Le prince jordanien candidat à la présidence de la FIFA: Ali bin Al-Hussein joue les trouble-fêtes

Le prince jordanien candidat à la présidence de la FIFA: Ali bin Al-Hussein joue les trouble-fêtes

Pour certains, il fallait s’y attendre, pour d’autres c’était une grande surprise. Hier matin, le prince jordanien Ali bin Al Hussein a annoncé sa candidature à la présidence de la Fifa face à Joseph Blatter.

Le ménage est devenu à trois maintenant. Même si Blatter est quasi assuré de succéder à lui-même, outre la candidature du Français Jérôme Champagne, celle du prince a au moins le mérite de décontenancer le Suisse.

Ce n’est pas un simple caprice de prince qui a poussé le nouveau candidat à défier l’actuel président. La démarche d’Ali Bin Al-Hussein s’apparente à de la contestation, lui qui estime que l’instance doit être «une organisation de service et un modèle d’éthique, de transparence et de bonne gouvernance». Serait-ce une attaque clairement dirigée contre Blatter, très critiqué pour la façon dont il a géré le dossier des soupçons de corruption entourant les attributions des Coupes du monde 2018 à la Russie et 2022 au Qatar ?

Agé de 39 ans, le prince Ali, vice-président de la Fifa pour l’Asie et membre du Comité exécutif de la Confédération asiatique de football (CAF), se porte candidat à la présidence de la Fifa parce qu’il «estime qu’il est temps de sortir des polémiques internes pour revenir au sport».
Par ailleurs, seul en mesure de menacer Blatter, le Français Michel Platini, 59 ans, président de l’Union européenne de football (UEFA), avait annoncé en août qu’il ne briguerait pas le poste suprême, préférant se représenter pour un troisième mandat à la tête de l’UEFA.

L’élection présidentielle à la Fifa se tiendra dans le cadre du Congrès électif de Zurich (Suisse) le 29 mai 2015. Les candidats ont jusqu’au 29 janvier 2015 pour se déclarer. Blatter, 78 ans, président en exercice depuis 1998 et candidat à un cinquième mandat, fait figure de super favori. Le troisième candidat, Jérôme Champagne, ex-vice secrétaire général de la Fifa, n’a aucune chance sur le papier.

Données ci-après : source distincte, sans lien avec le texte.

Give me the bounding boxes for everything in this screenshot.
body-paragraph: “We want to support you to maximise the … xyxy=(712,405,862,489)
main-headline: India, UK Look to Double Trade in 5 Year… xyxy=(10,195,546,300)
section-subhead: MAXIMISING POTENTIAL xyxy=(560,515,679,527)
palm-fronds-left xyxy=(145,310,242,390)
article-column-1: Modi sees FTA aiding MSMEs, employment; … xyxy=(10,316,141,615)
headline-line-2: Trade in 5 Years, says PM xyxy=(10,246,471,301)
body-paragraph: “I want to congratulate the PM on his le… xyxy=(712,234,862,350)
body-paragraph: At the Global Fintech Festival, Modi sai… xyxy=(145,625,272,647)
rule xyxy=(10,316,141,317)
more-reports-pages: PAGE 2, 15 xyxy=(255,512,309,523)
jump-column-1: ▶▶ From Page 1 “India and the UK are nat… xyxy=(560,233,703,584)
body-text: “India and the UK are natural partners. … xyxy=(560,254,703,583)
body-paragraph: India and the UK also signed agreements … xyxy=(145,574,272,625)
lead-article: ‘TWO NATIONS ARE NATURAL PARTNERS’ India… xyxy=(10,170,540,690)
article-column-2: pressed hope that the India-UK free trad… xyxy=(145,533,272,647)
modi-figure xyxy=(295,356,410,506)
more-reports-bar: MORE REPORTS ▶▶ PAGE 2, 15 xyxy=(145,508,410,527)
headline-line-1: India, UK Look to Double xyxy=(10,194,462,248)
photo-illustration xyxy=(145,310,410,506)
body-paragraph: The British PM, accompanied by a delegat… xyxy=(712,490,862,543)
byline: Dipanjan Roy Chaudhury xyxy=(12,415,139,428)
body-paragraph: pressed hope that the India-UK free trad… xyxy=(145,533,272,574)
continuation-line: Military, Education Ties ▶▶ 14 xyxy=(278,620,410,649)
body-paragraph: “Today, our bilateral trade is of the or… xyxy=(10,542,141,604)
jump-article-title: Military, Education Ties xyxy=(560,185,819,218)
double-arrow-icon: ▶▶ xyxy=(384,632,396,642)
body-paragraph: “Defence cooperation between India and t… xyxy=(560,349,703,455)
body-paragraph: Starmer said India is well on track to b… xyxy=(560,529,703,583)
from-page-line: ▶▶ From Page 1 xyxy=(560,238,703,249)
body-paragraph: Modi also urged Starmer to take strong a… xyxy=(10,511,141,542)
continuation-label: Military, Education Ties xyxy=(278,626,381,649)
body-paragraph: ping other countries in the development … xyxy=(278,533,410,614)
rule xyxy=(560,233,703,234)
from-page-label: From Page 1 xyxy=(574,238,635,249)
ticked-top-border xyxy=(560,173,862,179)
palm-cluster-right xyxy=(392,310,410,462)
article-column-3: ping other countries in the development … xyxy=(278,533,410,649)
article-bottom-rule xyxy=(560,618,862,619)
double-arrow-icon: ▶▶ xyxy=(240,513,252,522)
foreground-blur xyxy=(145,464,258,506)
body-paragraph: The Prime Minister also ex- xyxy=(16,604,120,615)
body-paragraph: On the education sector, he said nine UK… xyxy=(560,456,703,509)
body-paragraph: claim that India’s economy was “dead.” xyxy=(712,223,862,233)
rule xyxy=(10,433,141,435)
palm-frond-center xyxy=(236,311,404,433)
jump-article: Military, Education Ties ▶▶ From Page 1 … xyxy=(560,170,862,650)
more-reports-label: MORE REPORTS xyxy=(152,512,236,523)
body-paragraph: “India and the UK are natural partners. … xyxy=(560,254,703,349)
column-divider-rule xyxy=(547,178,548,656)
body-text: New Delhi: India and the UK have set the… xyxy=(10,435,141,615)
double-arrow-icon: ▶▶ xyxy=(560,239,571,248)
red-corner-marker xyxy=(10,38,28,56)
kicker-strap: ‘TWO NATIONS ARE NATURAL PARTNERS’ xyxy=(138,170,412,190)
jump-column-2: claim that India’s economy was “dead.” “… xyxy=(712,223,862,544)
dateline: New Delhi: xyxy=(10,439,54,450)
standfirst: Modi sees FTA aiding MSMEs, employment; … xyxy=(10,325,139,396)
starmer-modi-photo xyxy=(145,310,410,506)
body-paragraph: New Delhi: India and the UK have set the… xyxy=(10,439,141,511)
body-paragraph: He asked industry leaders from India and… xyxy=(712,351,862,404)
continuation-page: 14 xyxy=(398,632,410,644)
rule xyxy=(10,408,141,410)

Ce dernier a seulement pris note hier de la candidature du prince Ali dans un communiqué : «Attendons donc les programmes des autres candidats supposés et commençons ce débat démocratique et transparent que j’appelle de mes voeux depuis le lancement de ma campagne le 20 janvier 2014».

Si les chances de Champagne sont quasi nulles, celles du prince Ali sont minces.